From: John F Carr <jfc_at_mit.edu>
Date: Thu, 21 Sep 2023 15:02:51 UTC
> On Sep 20, 2023, at 20:39, Rick Macklem <rick.macklem@gmail.com> wrote:
> 
> On Wed, Sep 20, 2023 at 4:54 PM John F Carr <jfc@mit.edu> wrote:
>> 
>> On Sep 20, 2023, at 16:47, Rick Macklem <rick.macklem@gmail.com> wrote:
>>> 
>>> Right now (as noted by PR#273962) copy_file_range(2)
>>> fails for shared memory objects because there is no
>>> vnode (f_vnode == NULL) for them and the code uses
>>> vnodes (including a file system specific VOP_COPY_FILE_RANGE(9)).
>>> 
>>> Do you think copy_file_range(2) should work for shared memory objects?
>>> 
>>> This would require specific handling in kern_copy_file_range()
>>> to work.  I do not think the patch would be a lot of work, but
>>> I am not familiar with the f_ops and shared memory code.
>>> 
>>> rick
>>> 
>> 
>> According to a Linux man page, some failure modes are
>> 
>>       EINVAL Either fd_in or fd_out is not a regular file.
>> 
>>       EOPNOTSUPP (since Linux 5.19) The filesystem does not support this operation.
>> 
>>       EXDEV (since Linux 5.19)
>>            The files referred to by fd_in and fd_out are not on the
>>            same filesystem, and the source and target filesystems are
>>            not of the same type, or do not support cross-filesystem copy.
>> 
>> According to the FreeBSD man page
>> 
>>     The copy_file_range() system call is expected to be compatible with the
>>     Linux system call of the same name.
>> 
> So, I guess you are advocating for sticking with "Linux compatible"?
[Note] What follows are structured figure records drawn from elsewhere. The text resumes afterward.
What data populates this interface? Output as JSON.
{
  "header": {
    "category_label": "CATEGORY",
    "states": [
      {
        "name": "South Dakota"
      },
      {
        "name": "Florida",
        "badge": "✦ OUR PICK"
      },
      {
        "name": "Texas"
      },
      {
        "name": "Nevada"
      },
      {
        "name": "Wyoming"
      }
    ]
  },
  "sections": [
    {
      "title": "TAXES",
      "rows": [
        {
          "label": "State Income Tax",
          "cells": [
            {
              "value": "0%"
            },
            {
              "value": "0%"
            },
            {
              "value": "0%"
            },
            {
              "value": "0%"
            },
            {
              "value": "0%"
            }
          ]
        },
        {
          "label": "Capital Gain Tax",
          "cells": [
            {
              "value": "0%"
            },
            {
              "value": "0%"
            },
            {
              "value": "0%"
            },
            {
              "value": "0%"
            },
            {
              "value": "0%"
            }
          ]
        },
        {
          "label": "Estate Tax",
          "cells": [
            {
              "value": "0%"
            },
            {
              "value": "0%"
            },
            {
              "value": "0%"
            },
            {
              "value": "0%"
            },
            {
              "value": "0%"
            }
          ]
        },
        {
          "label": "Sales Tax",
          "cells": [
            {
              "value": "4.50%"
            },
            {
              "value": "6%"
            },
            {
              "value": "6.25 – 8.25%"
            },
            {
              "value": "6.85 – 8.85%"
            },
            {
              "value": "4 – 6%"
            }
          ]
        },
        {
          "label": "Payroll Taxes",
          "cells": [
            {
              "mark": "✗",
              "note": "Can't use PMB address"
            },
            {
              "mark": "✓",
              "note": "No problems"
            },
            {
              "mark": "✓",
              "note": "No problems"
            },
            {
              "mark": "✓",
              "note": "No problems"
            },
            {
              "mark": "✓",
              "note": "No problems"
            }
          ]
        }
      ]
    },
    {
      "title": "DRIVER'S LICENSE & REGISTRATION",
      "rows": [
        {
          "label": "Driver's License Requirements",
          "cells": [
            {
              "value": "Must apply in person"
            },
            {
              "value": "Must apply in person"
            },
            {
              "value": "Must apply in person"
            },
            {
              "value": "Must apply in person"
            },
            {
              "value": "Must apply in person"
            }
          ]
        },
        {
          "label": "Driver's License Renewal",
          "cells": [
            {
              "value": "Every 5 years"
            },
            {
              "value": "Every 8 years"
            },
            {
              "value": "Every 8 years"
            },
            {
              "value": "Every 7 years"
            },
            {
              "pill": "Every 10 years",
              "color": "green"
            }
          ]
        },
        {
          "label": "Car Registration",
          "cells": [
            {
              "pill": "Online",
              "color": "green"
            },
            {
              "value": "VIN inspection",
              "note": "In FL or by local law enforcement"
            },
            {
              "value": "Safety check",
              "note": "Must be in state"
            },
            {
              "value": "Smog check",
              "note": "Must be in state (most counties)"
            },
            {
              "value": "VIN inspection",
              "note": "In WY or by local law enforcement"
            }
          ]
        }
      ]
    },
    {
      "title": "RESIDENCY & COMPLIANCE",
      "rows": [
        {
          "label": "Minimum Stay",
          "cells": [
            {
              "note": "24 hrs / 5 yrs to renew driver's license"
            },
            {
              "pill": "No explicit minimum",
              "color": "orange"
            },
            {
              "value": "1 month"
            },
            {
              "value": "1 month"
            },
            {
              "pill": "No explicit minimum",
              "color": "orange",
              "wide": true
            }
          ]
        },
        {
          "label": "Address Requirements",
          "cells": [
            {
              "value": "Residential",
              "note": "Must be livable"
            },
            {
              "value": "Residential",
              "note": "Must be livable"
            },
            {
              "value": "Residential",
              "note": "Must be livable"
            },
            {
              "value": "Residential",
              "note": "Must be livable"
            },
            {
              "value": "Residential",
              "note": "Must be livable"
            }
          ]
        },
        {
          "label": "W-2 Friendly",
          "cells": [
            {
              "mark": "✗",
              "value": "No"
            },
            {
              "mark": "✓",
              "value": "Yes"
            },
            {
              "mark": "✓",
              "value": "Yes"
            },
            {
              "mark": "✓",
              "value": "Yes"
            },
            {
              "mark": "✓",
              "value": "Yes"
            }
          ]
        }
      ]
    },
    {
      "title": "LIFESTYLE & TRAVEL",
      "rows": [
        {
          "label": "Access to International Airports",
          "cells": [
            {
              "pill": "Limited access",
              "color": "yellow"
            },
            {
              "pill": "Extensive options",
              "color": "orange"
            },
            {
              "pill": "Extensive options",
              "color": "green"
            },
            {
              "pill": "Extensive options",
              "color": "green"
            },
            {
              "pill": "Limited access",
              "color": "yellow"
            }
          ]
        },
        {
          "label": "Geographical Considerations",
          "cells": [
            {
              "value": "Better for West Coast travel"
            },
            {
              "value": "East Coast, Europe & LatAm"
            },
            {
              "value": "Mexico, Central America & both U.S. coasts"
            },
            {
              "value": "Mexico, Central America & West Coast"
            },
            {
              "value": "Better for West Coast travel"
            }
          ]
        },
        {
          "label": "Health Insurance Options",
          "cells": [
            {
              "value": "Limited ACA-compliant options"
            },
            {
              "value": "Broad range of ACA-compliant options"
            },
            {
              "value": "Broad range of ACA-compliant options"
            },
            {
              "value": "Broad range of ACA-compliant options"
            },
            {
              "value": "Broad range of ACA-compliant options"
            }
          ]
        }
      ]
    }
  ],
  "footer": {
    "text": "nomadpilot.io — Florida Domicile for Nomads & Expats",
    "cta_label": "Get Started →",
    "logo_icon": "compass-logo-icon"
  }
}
> I'm fine with that, but we'll see what others say.
> 
> Thanks for your comments, rick
> ps; When I go look at the Linux man page, I often get an out-of-dat
>     one, so I am never sure what Linux currently does. (It is also
>     confusing because some distros implement copy_file_range()
>     in their libc instead of the kernel. I think more recent Linux kernels
>     do support the syscall.)

I think Linux compatible or a bit better is good enough for the system call.
If we want to support all sane copy operations the libc function can handle
what the kernel does not.  I don't know if emulation should be the default
behavior.  The Linux man page says "glibc 2.27 provides a user-space
emulation when it is not available."

We can not properly support all cases with or without a library wrapper.
What if the caller specifies a seek offset on a non-seekable object?
(I recall a really obnoxious program that would signal its displeasure
with your environment by calling lseek() on /dev/tty, causing you to
be logged out when the shell could not read input.)